22.08.2018, Autor: Wolfgang Heumer
Ohne die Schifffahrt wäre der Welthandel unmöglich; Windkraftanlagen auf dem Meer sind für die Energieversorgung an Land unverzichtbar. Doch maritime Transportsysteme und Infrastrukturen sind einer Vielzahl von Risiken ausgesetzt.

Mit seinem neuen „Institut für den Schutz maritimer Infrastrukturen“ in Bremerhaven will das Deutsche Zentrum für Luft- und Raumfahrt (DLR) diese Risiken aufspüren und gemeinsam mit der Wirtschaft Schutzmaßnahmen entwickeln.

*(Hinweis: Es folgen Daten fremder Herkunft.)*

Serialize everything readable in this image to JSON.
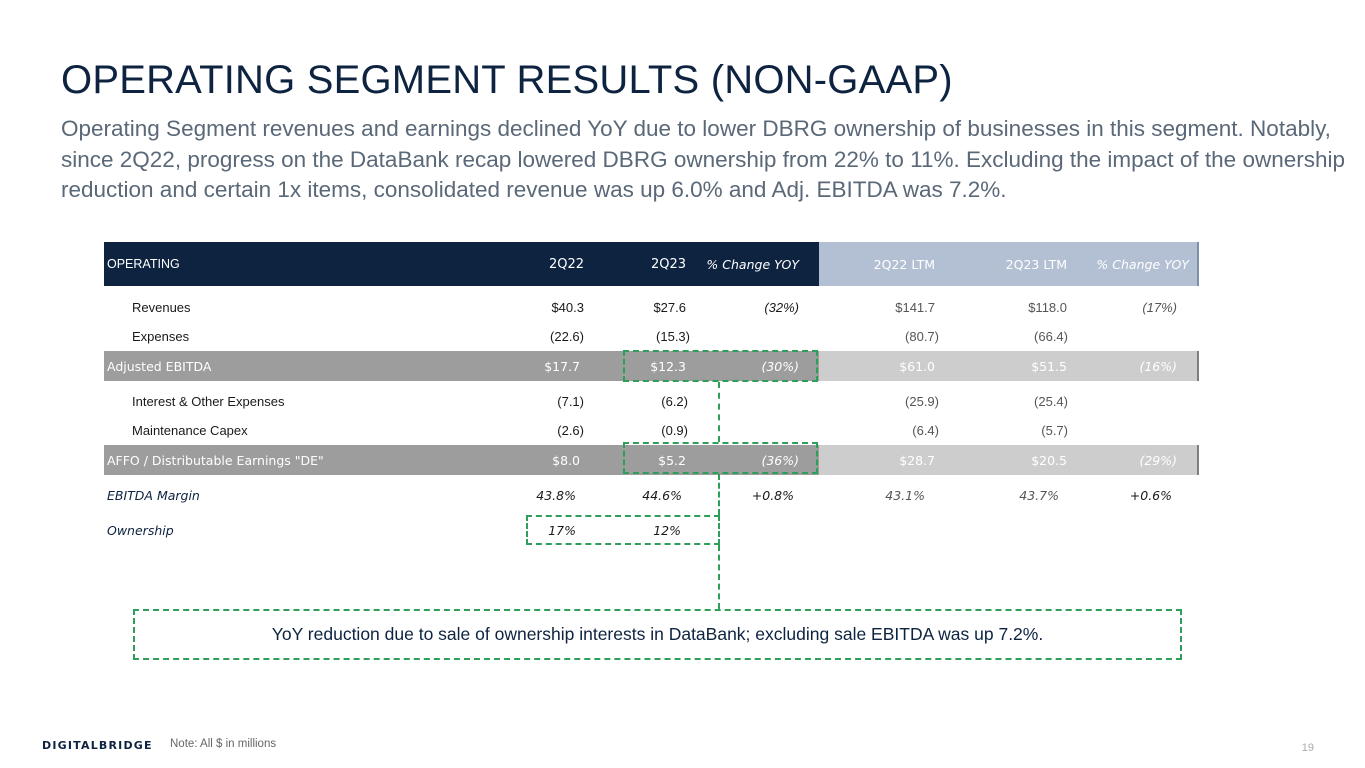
{
  "title": "OPERATING SEGMENT RESULTS (NON-GAAP)",
  "subtitle": "Operating Segment revenues and earnings declined YoY due to lower DBRG ownership of businesses in this segment. Notably, since 2Q22, progress on the DataBank recap lowered DBRG ownership from 22% to 11%.  Excluding the impact of the ownership reduction and certain 1x items, consolidated revenue was up 6.0% and Adj. EBITDA was 7.2%.",
  "table": {
    "headers": [
      "OPERATING",
      "2Q22",
      "2Q23",
      "% Change YOY",
      "2Q22 LTM",
      "2Q23 LTM",
      "% Change YOY"
    ],
    "revenues": {
      "label": "Revenues",
      "q22": "$40.3",
      "q23": "$27.6",
      "chg": "(32%)",
      "ltm22": "$141.7",
      "ltm23": "$118.0",
      "ltmchg": "(17%)"
    },
    "expenses": {
      "label": "Expenses",
      "q22": "(22.6)",
      "q23": "(15.3)",
      "chg": "",
      "ltm22": "(80.7)",
      "ltm23": "(66.4)",
      "ltmchg": ""
    },
    "adj_ebitda": {
      "label": "Adjusted EBITDA",
      "q22": "$17.7",
      "q23": "$12.3",
      "chg": "(30%)",
      "ltm22": "$61.0",
      "ltm23": "$51.5",
      "ltmchg": "(16%)"
    },
    "interest": {
      "label": "Interest & Other Expenses",
      "q22": "(7.1)",
      "q23": "(6.2)",
      "chg": "",
      "ltm22": "(25.9)",
      "ltm23": "(25.4)",
      "ltmchg": ""
    },
    "capex": {
      "label": "Maintenance Capex",
      "q22": "(2.6)",
      "q23": "(0.9)",
      "chg": "",
      "ltm22": "(6.4)",
      "ltm23": "(5.7)",
      "ltmchg": ""
    },
    "affo": {
      "label": "AFFO / Distributable Earnings \"DE\"",
      "q22": "$8.0",
      "q23": "$5.2",
      "chg": "(36%)",
      "ltm22": "$28.7",
      "ltm23": "$20.5",
      "ltmchg": "(29%)"
    },
    "margin": {
      "label": "EBITDA Margin",
      "q22": "43.8%",
      "q23": "44.6%",
      "chg": "+0.8%",
      "ltm22": "43.1%",
      "ltm23": "43.7%",
      "ltmchg": "+0.6%"
    },
    "ownership": {
      "label": "Ownership",
      "q22": "17%",
      "q23": "12%"
    }
  },
  "callout": "YoY reduction due to sale of ownership interests in DataBank; excluding sale EBITDA was up 7.2%.",
  "footer": {
    "logo": "DIGITALBRIDGE",
    "note": "Note: All $ in millions",
    "page": "19"
  },
  "colors": {
    "navy": "#0d2340",
    "header_light": "#b3c0d4",
    "shade_dark": "#9d9d9d",
    "shade_light": "#cdcdcd",
    "dash_green": "#2e9e5a"
  }
}
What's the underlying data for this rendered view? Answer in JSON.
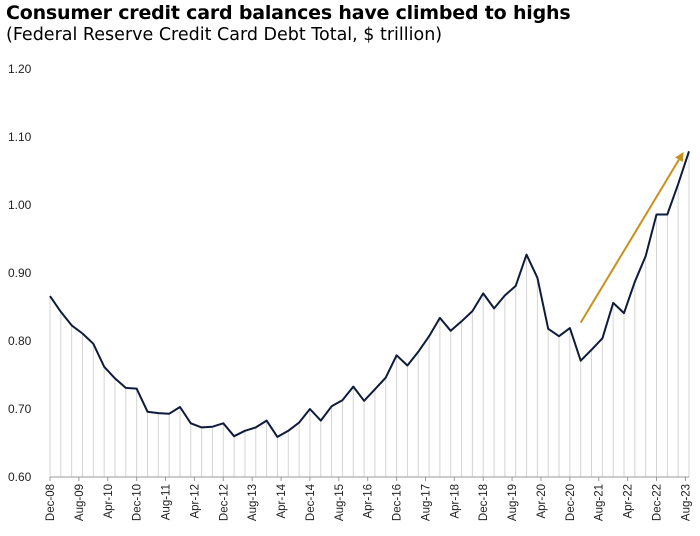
{
  "chart_data": {
    "type": "line",
    "title": "Consumer credit card balances have climbed to highs",
    "subtitle": "(Federal Reserve Credit Card Debt Total, $ trillion)",
    "ylim": [
      0.6,
      1.2
    ],
    "yticks": [
      "0.60",
      "0.70",
      "0.80",
      "0.90",
      "1.00",
      "1.10",
      "1.20"
    ],
    "xticks": [
      "Dec-08",
      "Aug-09",
      "Apr-10",
      "Dec-10",
      "Aug-11",
      "Apr-12",
      "Dec-12",
      "Aug-13",
      "Apr-14",
      "Dec-14",
      "Aug-15",
      "Apr-16",
      "Dec-16",
      "Aug-17",
      "Apr-18",
      "Dec-18",
      "Aug-19",
      "Apr-20",
      "Dec-20",
      "Aug-21",
      "Apr-22",
      "Dec-22",
      "Aug-23"
    ],
    "series": [
      {
        "values": [
          0.866,
          0.843,
          0.823,
          0.811,
          0.796,
          0.762,
          0.745,
          0.731,
          0.73,
          0.696,
          0.694,
          0.693,
          0.703,
          0.679,
          0.673,
          0.674,
          0.679,
          0.66,
          0.668,
          0.673,
          0.683,
          0.659,
          0.668,
          0.68,
          0.7,
          0.683,
          0.704,
          0.713,
          0.733,
          0.712,
          0.729,
          0.746,
          0.779,
          0.764,
          0.784,
          0.807,
          0.834,
          0.815,
          0.829,
          0.844,
          0.87,
          0.848,
          0.867,
          0.881,
          0.927,
          0.893,
          0.818,
          0.807,
          0.819,
          0.771,
          0.787,
          0.804,
          0.856,
          0.841,
          0.887,
          0.925,
          0.986,
          0.986,
          1.031,
          1.079
        ]
      }
    ],
    "annotation": {
      "type": "arrow",
      "from_index": 49,
      "from_value": 0.827,
      "to_index": 58.5,
      "to_value": 1.078,
      "color": "#C8901E"
    },
    "line_color": "#0E1B3C",
    "drop_line_color": "#D4D4D4",
    "grid": false,
    "legend": "none"
  }
}
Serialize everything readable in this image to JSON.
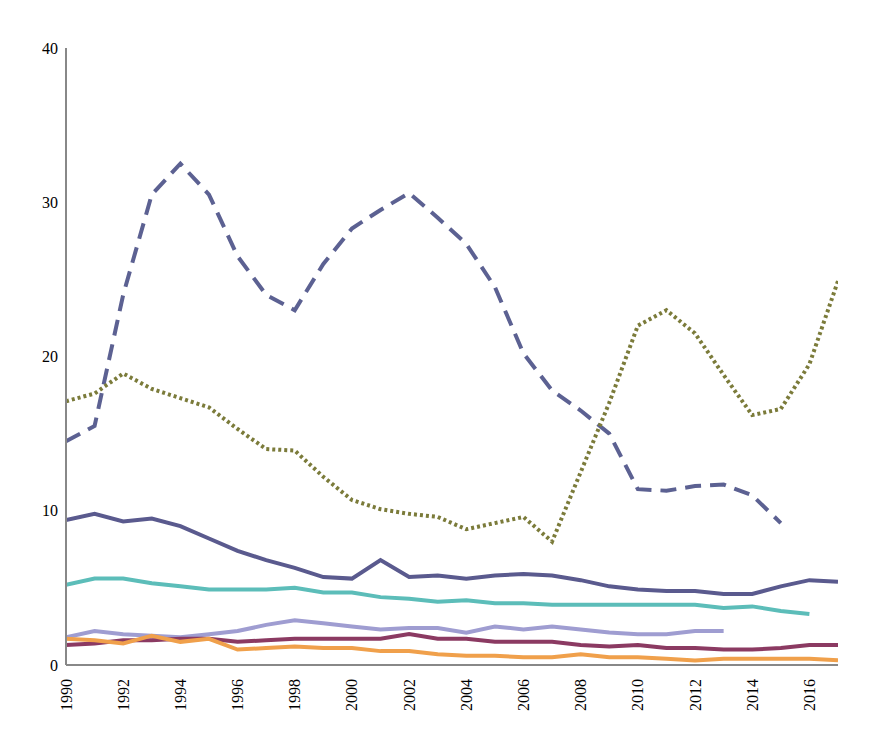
{
  "chart_data": {
    "type": "line",
    "x": [
      1990,
      1991,
      1992,
      1993,
      1994,
      1995,
      1996,
      1997,
      1998,
      1999,
      2000,
      2001,
      2002,
      2003,
      2004,
      2005,
      2006,
      2007,
      2008,
      2009,
      2010,
      2011,
      2012,
      2013,
      2014,
      2015,
      2016,
      2017
    ],
    "series": [
      {
        "color": "#5c6192",
        "line_style": "dashed",
        "values": [
          14.5,
          15.5,
          24,
          30.5,
          32.5,
          30.5,
          26.5,
          24,
          23,
          26,
          28.3,
          29.5,
          30.6,
          29,
          27.3,
          24.5,
          20.2,
          17.8,
          16.5,
          15,
          11.4,
          11.3,
          11.6,
          11.7,
          11.0,
          9.2,
          null,
          null
        ]
      },
      {
        "color": "#7b7b3a",
        "line_style": "dotted",
        "values": [
          17.1,
          17.6,
          18.9,
          17.9,
          17.3,
          16.7,
          15.3,
          14,
          13.9,
          12.2,
          10.7,
          10.1,
          9.8,
          9.6,
          8.8,
          9.2,
          9.6,
          8.0,
          12.5,
          17,
          22,
          23,
          21.5,
          18.8,
          16.2,
          16.6,
          19.5,
          24.9
        ]
      },
      {
        "color": "#5a5a8e",
        "line_style": "solid",
        "values": [
          9.4,
          9.8,
          9.3,
          9.5,
          9.0,
          8.2,
          7.4,
          6.8,
          6.3,
          5.7,
          5.6,
          6.8,
          5.7,
          5.8,
          5.6,
          5.8,
          5.9,
          5.8,
          5.5,
          5.1,
          4.9,
          4.8,
          4.8,
          4.6,
          4.6,
          5.1,
          5.5,
          5.4
        ]
      },
      {
        "color": "#5cbdb9",
        "line_style": "solid",
        "values": [
          5.2,
          5.6,
          5.6,
          5.3,
          5.1,
          4.9,
          4.9,
          4.9,
          5.0,
          4.7,
          4.7,
          4.4,
          4.3,
          4.1,
          4.2,
          4.0,
          4.0,
          3.9,
          3.9,
          3.9,
          3.9,
          3.9,
          3.9,
          3.7,
          3.8,
          3.5,
          3.3,
          null
        ]
      },
      {
        "color": "#9f9dd1",
        "line_style": "solid",
        "values": [
          1.8,
          2.2,
          2.0,
          1.9,
          1.8,
          2.0,
          2.2,
          2.6,
          2.9,
          2.7,
          2.5,
          2.3,
          2.4,
          2.4,
          2.1,
          2.5,
          2.3,
          2.5,
          2.3,
          2.1,
          2.0,
          2.0,
          2.2,
          2.2,
          null,
          null,
          null,
          null
        ]
      },
      {
        "color": "#8b3a62",
        "line_style": "solid",
        "values": [
          1.3,
          1.4,
          1.6,
          1.6,
          1.7,
          1.7,
          1.5,
          1.6,
          1.7,
          1.7,
          1.7,
          1.7,
          2.0,
          1.7,
          1.7,
          1.5,
          1.5,
          1.5,
          1.3,
          1.2,
          1.3,
          1.1,
          1.1,
          1.0,
          1.0,
          1.1,
          1.3,
          1.3
        ]
      },
      {
        "color": "#f0a04b",
        "line_style": "solid",
        "values": [
          1.7,
          1.6,
          1.4,
          1.9,
          1.5,
          1.7,
          1.0,
          1.1,
          1.2,
          1.1,
          1.1,
          0.9,
          0.9,
          0.7,
          0.6,
          0.6,
          0.5,
          0.5,
          0.7,
          0.5,
          0.5,
          0.4,
          0.3,
          0.4,
          0.4,
          0.4,
          0.4,
          0.3
        ]
      }
    ],
    "xlim": [
      1990,
      2017
    ],
    "xticks": [
      1990,
      1992,
      1994,
      1996,
      1998,
      2000,
      2002,
      2004,
      2006,
      2008,
      2010,
      2012,
      2014,
      2016
    ],
    "ylim": [
      0,
      40
    ],
    "yticks": [
      0,
      10,
      20,
      30,
      40
    ],
    "grid": false
  }
}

Kleine Ursachen haben bisweilen große Wirkung. Eine Computerstörung irgendwo auf dem Containerterminal bringt das ganze Managementsystem des Hafens zu Fall. Vor den Einfahrten zum Hafen stauen sich Lastwagen kilometerlang; Schiffsfahrpläne verschieben sich; Ware kommt zu spät beim Empfänger an; vielleicht stockt in einem großen Betrieb deshalb die Produktion; blitzschnell summieren sich die Folgeschäden in Millionenhöhe. Das Beispiel ist nicht fiktiv; Reedereien und Hafenbetreiber überall auf der Welt haben es schon mehrfach erlebt. „Es ist nur ein Beispiel von vielen dafür, welchen Risiken die maritime Infrastruktur ausgesetzt ist“, sagt Dr. Dennis Göge, Programmkoordinator Sicherheitsforschung und Gründungsdirektor des Instituts für den Schutz maritimer Infrastrukturen am Deutschen Zentrum für Luft- und Raumfahrt (DLR), „es gibt praktisch keinen Überblick, welche Risiken insgesamt in diesem Bereich bestehen.“ Mit seinem neuen Institut für den Schutz maritimer Infrastrukturen will das DLR dazu beitragen, dass die maritime Wirtschaft diesen Überblick bekommt und ihn aktiv zur Abwehr von Gefahren nutzen kann.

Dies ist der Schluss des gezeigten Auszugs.